Georgia’s numbers problem were a non-factor

semerson@macon.comDecember 27, 2012 

ORLANDO -- Remember how Georgia’s lack of scholarship players -- about 15 under the NCAA limit -- was supposed to be a huge obstacle this year? A big detriment?

Well, it wasn’t.

Maybe it was luck. It certainly wasn’t by design. But in the end, a scholarship-depleted Georgia football team was still good enough to come within 5 yards of being in the BCS championship game.

“We’re still here; we’re still standing strong, regardless of what happened that offseason,” sophomore receiver Malcolm Mitchell said. “Just had to get together as a team and work.”

The attrition that hit Georgia after last season was remarkable. Several players transferred, and five more -- including star tailback Isaiah Crowell -- were dismissed. By the start of the 2012 season, the team had just 69 players who had arrived at campus on scholarship -- and four of them were suspended for two to four games to start the season.

But other than Crowell, none of the players who had left the program had a chance to be an opening-game starter.

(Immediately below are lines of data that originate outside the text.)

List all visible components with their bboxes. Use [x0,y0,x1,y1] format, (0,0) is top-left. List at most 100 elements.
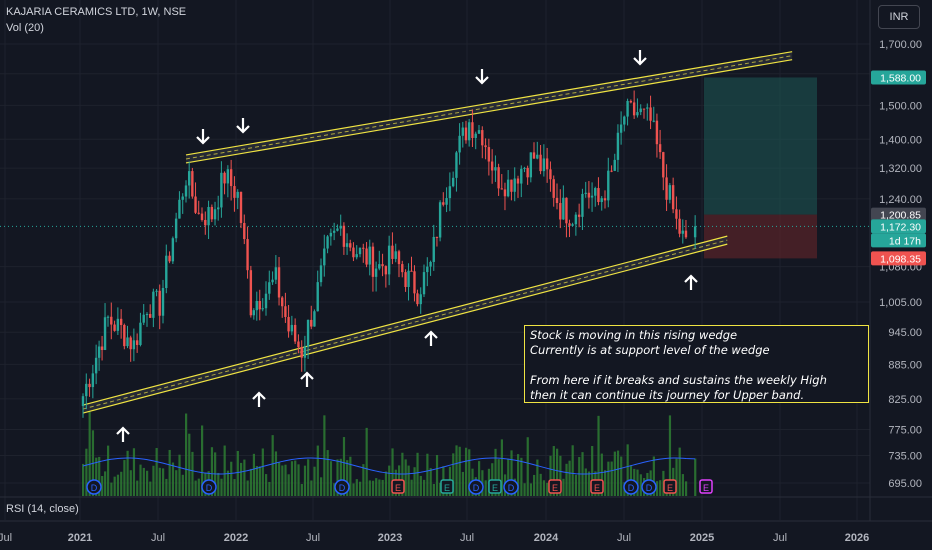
candle [187,161,191,199]
volume-bar [88,411,91,496]
candle [293,318,297,345]
marker-letter: D [206,483,213,493]
candle [287,305,290,338]
marker-shape [201,479,217,495]
candle-body [549,169,552,180]
upper-wedge-band-fill [185,51,793,163]
candle [142,304,145,326]
price-label-entry: 1,200.85 [871,207,926,222]
volume-bar [455,445,458,496]
candle [438,200,442,242]
candle-body [145,314,149,316]
volume-bar [320,477,323,496]
candle-body [181,196,184,200]
candle [290,315,294,336]
volume-bar [136,480,139,496]
candle-body [326,236,329,249]
candle [603,190,607,209]
candle-body [461,127,464,136]
candle [559,189,562,229]
marker-letter: D [628,483,635,493]
candle-body [226,169,230,184]
candle [381,253,384,277]
down-arrow [196,129,210,145]
candle-body [313,311,316,327]
volume-bar [197,478,200,496]
candle [681,219,684,244]
candle-body [171,238,175,262]
candle-body [545,158,549,170]
candle-body [410,270,413,272]
candle-body [281,297,284,307]
candle-body [174,218,178,239]
candle [565,197,568,238]
candle-body [636,112,639,116]
candle-body [616,132,620,160]
price-tick-label: 775.00 [888,425,922,437]
candle-body [626,100,629,117]
candle [220,161,223,218]
candle [129,335,132,362]
price-tick-label: 1,240.00 [879,194,922,206]
candle [494,155,497,182]
dividend-marker: D [623,479,639,495]
lower-wedge-band-edge-top [82,235,728,406]
candle-body [113,324,116,331]
candle [646,103,649,121]
currency-button[interactable]: INR [878,5,920,29]
volume-bar [565,463,568,496]
volume-bar [549,455,552,496]
candle-body [584,192,587,194]
candle-body [100,346,104,350]
candle [539,144,542,175]
candle-body [487,147,491,162]
candle-body [665,177,668,200]
candle-body [397,251,401,265]
candle [675,196,678,230]
candle [132,328,136,362]
candle-body [394,251,397,259]
candle [249,265,253,318]
volume-indicator-label[interactable]: Vol (20) [6,22,44,34]
candle-body [555,197,559,204]
candle-body [542,158,546,172]
candle-body [455,152,458,178]
volume-bar [217,472,220,496]
candle [126,325,129,349]
candle-body [371,246,375,277]
volume-bar [568,460,571,496]
candle-body [106,316,110,318]
price-tick-label: 1,700.00 [879,39,922,51]
candle [88,378,91,397]
volume-bar [200,425,204,496]
candle-body [532,152,536,159]
price-label-text: 1,200.85 [880,210,921,222]
earnings-marker: E [440,479,454,494]
volume-bar [316,445,319,496]
volume-bar [95,457,98,496]
candle-body [284,306,287,317]
candle-body [442,202,445,205]
arrow-head [300,371,314,380]
rsi-indicator-label[interactable]: RSI (14, close) [6,503,79,515]
candle [613,153,616,172]
earnings-marker: E [663,479,677,494]
candle [574,212,578,236]
candle-body [574,214,578,225]
candle-body [404,272,407,287]
candle-body [539,154,542,172]
volume-bar [426,453,429,496]
candle-body [471,122,474,138]
candle [545,147,549,183]
candle [536,141,539,160]
marker-letter: E [444,483,450,493]
volume-bar [359,481,362,496]
candle [416,289,419,307]
volume-bar [681,474,684,496]
volume-bar [313,466,316,496]
candle-body [681,230,684,234]
candle-body [139,322,142,345]
marker-letter: D [473,483,480,493]
candle [503,182,507,211]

So the key would be whether injuries became a factor at key positions. And they didn’t. Even when the team lost two of its top receivers (Michael Bennett and Marlon Brown) to season-ending knee injuries, the team was able to survive and keep a redshirt on Blake Tibbs.

In fact, consider this: One team in the SEC championship game was ready to burn a redshirt for a freshman receiver, and it wasn’t Georgia. Alabama almost did it for Chris Black, then ultimately didn’t.

Head coach Mark Richt, who before the season said the worry about the lack of scholarships was overrated, ended up being vindicated.

“We didn’t have a lot of injuries,” Richt said. “We did have a couple ACLs, as we know, and Abry (Jones), we lost for a good bit of time. But overall, we didn’t have a massive amount of injuries. You don’t play 85 guys in any one season. You might play a core of about 35 guys, 40 guys. So we were blessed to have guys stay healthy, and we just played well together.”

It also helped that walk-ons, or former walk-ons, filled the gaps. Merritt Hall became the starting fullback, Connor Norman started the first two games at safety, receiver Rhett McGowan caught nine passes, and players like Blake Sailors, Kosta Vavlas and Norman starred on special teams.

That doesn’t mean the Bulldogs are ready to let the situation carry over into next year. The team is scrambling to sign a class of more than 30 players in order to shore up the scholarship numbers.

“We certainly want to get our numbers back up, and we may have had a little depth issue here or there (this year),” Richt said. “But overall it worked out pretty good.”

Could the attrition actually have helped? Junior tight end Arthur Lynch looks back on the offseason and thinks some of it was a weeding-out process. The players who remained, according to Lynch, understood that they had to play through minor injuries and do what it takes to keep the team together.

“You can’t win unless you understand what’s at stake. The guys that stayed, the guys fought through a lot of bumps and bruises. Whereas in the past I don’t think a lot of kids would do that,” Lynch said. “A lot of people made sacrifices, not only the coaches but us as players, put our necks on the line. I know Jarvis (Jones) played hurt a lot of the games. And played out of his mind in those games. Situations like that put us in position to be able to push through that, in terms of depth issues.”

Georgia still ultimately fell short of its goal, but it wasn’t the depth that brought down the Bulldogs. And even in Crowell’s place, freshmen Todd Gurley and Keith Marshall proved to be better.

Looking to next year, one website picked Georgia to start next year in the top 10 once again. That’s predicated on a pretty strong offense, returning nearly everybody.

But Gurley, perhaps remembering last offseason, wasn’t even thinking about it yet.

“That’s like freaking eight months from now,” Gurley said. “I mean, you never know what can happen between that time period.”